Faculty layoffs at Cornerstone University, also this past June, were reportedly even worse by this measure of timeliness and transparency: “Several former Cornerstone faculty told [Religion News Service] that all six of those who left were tenured and had already signed contracts for the forthcoming school year when they were informed in June that their roles were being ended—likely too late to be able to obtain a similar spot elsewhere.” Even one year out of academia can be career-ending in our dismal higher-ed job market, so those lost jobs may well be these faculty members’ last university roles.
This timing is also devastating for students. Sure, some will transfer to other colleges—there are plenty out there, in this climate, that are eager to welcome more students, and closing schools, including Eastern Nazarene, have arranged transfer agreements with comparable institutions. But in practice, just over half of students who go through college closures never re-enroll. They’re probably demoralized and in debt and definitely left without a degree.
College and program closures affect real people, disrupting their lives and plans, and the shorter the notice, the more extreme the disruption. Christian university boards and administrators owe their employees and students more honesty and love.
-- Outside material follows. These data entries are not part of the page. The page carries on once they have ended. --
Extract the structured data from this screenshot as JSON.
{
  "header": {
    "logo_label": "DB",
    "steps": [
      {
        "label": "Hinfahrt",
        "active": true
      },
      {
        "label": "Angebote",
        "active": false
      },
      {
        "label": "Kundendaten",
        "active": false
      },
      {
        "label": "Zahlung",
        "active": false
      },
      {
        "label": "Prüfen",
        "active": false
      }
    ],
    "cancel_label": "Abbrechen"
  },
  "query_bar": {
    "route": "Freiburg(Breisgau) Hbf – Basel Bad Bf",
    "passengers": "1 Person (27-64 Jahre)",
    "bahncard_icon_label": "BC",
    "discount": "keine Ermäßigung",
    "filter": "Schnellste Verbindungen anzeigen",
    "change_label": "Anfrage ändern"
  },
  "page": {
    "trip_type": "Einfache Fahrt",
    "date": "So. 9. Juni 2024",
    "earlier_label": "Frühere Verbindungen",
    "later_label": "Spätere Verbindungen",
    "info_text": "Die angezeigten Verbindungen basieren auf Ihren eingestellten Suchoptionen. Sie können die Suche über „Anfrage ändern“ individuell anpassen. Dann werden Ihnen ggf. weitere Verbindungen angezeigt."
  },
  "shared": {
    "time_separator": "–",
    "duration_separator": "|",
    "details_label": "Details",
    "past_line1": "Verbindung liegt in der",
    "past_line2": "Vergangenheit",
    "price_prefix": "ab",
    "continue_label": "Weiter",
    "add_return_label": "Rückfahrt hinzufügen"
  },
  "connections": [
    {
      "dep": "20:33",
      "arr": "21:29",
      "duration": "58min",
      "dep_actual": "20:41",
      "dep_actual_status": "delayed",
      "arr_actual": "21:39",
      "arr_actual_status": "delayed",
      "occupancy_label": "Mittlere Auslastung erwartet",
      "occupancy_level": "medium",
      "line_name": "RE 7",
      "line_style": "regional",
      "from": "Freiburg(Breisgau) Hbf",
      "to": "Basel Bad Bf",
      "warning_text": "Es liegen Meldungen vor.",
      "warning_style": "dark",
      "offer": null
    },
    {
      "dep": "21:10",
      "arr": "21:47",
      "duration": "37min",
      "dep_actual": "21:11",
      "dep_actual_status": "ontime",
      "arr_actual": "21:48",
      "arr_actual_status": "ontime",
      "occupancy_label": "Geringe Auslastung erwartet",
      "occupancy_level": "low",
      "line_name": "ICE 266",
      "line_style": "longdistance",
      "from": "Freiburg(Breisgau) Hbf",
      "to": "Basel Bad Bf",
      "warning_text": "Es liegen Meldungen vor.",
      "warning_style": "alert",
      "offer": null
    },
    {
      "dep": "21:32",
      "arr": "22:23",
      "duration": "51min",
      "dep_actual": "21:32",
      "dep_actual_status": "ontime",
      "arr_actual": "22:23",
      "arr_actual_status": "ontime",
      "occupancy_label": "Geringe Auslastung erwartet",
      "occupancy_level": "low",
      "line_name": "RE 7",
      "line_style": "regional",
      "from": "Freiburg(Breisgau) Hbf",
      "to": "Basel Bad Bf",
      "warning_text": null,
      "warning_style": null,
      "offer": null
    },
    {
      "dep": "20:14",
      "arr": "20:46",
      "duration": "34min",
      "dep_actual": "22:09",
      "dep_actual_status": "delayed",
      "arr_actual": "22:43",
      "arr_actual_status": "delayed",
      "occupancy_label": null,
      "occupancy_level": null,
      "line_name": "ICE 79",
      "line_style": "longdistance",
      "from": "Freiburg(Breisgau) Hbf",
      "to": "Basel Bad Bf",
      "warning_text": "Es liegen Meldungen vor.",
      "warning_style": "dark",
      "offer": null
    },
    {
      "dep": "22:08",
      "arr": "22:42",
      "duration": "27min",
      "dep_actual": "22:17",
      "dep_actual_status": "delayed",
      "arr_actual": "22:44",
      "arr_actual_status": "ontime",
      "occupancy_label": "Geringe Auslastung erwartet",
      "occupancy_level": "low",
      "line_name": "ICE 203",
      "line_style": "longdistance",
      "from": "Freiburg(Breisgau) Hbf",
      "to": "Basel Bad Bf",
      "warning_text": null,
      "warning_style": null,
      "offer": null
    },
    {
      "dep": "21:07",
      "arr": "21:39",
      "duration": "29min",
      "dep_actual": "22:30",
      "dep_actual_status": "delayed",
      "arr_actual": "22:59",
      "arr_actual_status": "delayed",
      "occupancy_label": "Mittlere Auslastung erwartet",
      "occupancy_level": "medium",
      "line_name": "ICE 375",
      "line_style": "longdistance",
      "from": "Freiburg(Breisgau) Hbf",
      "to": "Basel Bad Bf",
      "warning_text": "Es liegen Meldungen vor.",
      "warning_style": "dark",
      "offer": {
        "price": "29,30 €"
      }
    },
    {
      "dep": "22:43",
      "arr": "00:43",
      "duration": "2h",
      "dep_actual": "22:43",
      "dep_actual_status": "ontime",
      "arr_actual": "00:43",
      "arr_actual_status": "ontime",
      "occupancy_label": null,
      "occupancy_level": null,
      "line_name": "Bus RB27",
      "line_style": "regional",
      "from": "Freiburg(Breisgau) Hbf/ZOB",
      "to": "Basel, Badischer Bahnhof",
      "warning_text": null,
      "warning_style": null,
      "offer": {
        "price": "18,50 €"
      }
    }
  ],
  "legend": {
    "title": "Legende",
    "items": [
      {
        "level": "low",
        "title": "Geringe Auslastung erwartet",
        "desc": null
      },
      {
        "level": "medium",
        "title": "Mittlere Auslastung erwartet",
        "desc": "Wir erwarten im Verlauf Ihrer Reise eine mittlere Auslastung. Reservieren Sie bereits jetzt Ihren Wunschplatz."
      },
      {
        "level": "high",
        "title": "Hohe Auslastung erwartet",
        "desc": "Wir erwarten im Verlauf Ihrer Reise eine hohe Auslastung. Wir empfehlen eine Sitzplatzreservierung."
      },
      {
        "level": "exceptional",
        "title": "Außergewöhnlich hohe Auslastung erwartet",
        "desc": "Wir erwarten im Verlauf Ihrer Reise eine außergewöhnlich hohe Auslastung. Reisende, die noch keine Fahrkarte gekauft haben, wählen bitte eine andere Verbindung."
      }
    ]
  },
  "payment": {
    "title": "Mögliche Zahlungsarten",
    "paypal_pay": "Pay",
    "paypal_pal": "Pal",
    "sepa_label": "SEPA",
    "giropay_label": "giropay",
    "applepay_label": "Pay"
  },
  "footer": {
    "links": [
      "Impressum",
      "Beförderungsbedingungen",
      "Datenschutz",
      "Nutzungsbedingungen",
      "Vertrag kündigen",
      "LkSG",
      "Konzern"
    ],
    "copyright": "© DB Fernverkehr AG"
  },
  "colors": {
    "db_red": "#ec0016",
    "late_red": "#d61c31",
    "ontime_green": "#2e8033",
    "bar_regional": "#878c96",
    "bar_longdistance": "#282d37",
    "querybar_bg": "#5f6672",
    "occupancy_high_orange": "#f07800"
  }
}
In theory, of course, financial information about all private Christian schools is public per IRS rules. Institutional leadership might want to claim this absolves them from the charge of covering up dire financial straits. But the repeated shock that faculty and students express whenever they learn that their beloved institution is closing shows that they are not in the habit of looking up those forms on their own. Of course, why should they? That is not their duty.
If institutions that need to re-evaluate their finances in the future need a model, Wheaton has showed what it looks like to communicate genuine compassion for faculty, staff, and students. Two years ago, the college announced “a reduction of approximately 10 percent of the academic division, which includes faculty and academic staff, over the next three years to avoid a projected financial deficit.”
The striking part was the timing: “Ten faculty members, about 5 percent of the college’s 213 tenured, tenure-track faculty and permanent lecturers, were notified that their positions would end in June 2024 or June 2025.” The announcement was made on November 17, 2022, giving affected faculty notice of at least a year and a half.
That good practice needn’t be unusual. Considering how far ahead universities make budget projections, this kind of timeline is realistic for other institutions facing serious financial constraints. Furthermore, Wheaton’s case shows that such transparency need not result in a damaging loss of talent.
As we say about parenting, so much of faith and ethics are “caught, not taught.” Christian witness in difficult situations matters immensely, and in an age when we so often hear of cruel and unethical leadership, Christian college leaders could stand apart. Compassion may not keep college doors open, but it will make a difference in the lives of God’s image-bearers.
Nadya Williams is the author of Cultural Christians in the Early Church (Zondervan Academic, 2023) and the forthcoming Mothers, Children, and the Body Politic: Ancient Christianity and the Recovery of Human Dignity (IVP Academic, 2024).
Correction: An earlier version of this article mischaracterized Cornerstone University’s program changes. We regret the error.